To figure out how the build process works, I am now running make with -n and others. I got this idea from the stackoverflow article "[Tool for debugging makefiles][2]". I am also investigating debugging with remake.
build/core/{config.mk, definitions.mk} gives us light as to which make files/commands are used to do what.
As a possible way of hacking in support on a per project bases, additional code could most likely be added to the project's Android.mk file. From platform/build/core/build-system.html we read "Android.mk is the standard name for the makefile fragments that control the building of a given module.
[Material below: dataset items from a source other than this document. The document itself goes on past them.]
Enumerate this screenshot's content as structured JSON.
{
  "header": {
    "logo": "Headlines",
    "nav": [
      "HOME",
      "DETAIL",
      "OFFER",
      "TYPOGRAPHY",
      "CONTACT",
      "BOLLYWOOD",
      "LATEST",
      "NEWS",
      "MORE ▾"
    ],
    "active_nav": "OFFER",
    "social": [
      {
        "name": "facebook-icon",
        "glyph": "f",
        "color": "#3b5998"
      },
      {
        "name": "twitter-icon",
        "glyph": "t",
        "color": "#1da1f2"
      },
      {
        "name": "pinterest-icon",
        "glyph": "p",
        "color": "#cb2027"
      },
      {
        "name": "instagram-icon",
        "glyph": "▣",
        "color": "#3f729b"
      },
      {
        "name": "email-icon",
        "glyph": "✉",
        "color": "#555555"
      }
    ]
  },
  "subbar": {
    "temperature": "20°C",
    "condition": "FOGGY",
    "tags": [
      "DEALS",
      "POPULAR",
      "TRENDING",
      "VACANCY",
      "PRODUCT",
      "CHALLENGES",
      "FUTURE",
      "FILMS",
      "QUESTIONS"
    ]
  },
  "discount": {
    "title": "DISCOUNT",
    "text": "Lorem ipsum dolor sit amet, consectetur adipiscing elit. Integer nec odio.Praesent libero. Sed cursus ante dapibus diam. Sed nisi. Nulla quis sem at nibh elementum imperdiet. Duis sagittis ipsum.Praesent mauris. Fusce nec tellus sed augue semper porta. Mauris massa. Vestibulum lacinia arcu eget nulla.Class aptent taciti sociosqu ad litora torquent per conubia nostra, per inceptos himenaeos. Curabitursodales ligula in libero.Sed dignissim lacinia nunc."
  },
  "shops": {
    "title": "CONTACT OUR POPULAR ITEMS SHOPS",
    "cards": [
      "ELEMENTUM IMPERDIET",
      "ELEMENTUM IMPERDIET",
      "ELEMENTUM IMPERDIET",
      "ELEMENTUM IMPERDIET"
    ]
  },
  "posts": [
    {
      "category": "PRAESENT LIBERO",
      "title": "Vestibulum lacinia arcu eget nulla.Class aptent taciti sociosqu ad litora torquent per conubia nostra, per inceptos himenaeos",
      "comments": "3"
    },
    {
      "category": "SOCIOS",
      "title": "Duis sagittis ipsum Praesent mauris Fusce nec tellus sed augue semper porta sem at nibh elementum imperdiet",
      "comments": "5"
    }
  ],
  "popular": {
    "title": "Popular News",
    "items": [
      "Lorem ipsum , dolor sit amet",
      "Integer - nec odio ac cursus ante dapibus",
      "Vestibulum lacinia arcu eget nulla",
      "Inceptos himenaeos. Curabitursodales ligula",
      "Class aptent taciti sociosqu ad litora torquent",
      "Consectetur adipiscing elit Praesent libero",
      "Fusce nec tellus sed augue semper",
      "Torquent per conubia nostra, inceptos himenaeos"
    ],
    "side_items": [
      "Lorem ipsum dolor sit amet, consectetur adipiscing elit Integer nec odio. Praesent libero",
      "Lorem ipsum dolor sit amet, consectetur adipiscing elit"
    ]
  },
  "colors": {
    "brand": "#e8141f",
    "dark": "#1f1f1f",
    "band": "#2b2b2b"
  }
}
Only the top directory should have a file named "Makefile"." You could create a new target like "scala-build" and run that (make PackageName scala-build) before the final make. One could perhaps also hide it sneakily in a variable assignment, mitigating the need for a target to be called explicitly.
Another way (far far more hackish) is to hijack the command being used for javac. This is set in build/core/combo/javac.mk. Your project's Android.mk will have to include *.scala files in LOCAL_SRC_FILES along with the *.java files.
Guys on reddit say, there's a tutorial on integration Scala into Android with ant here.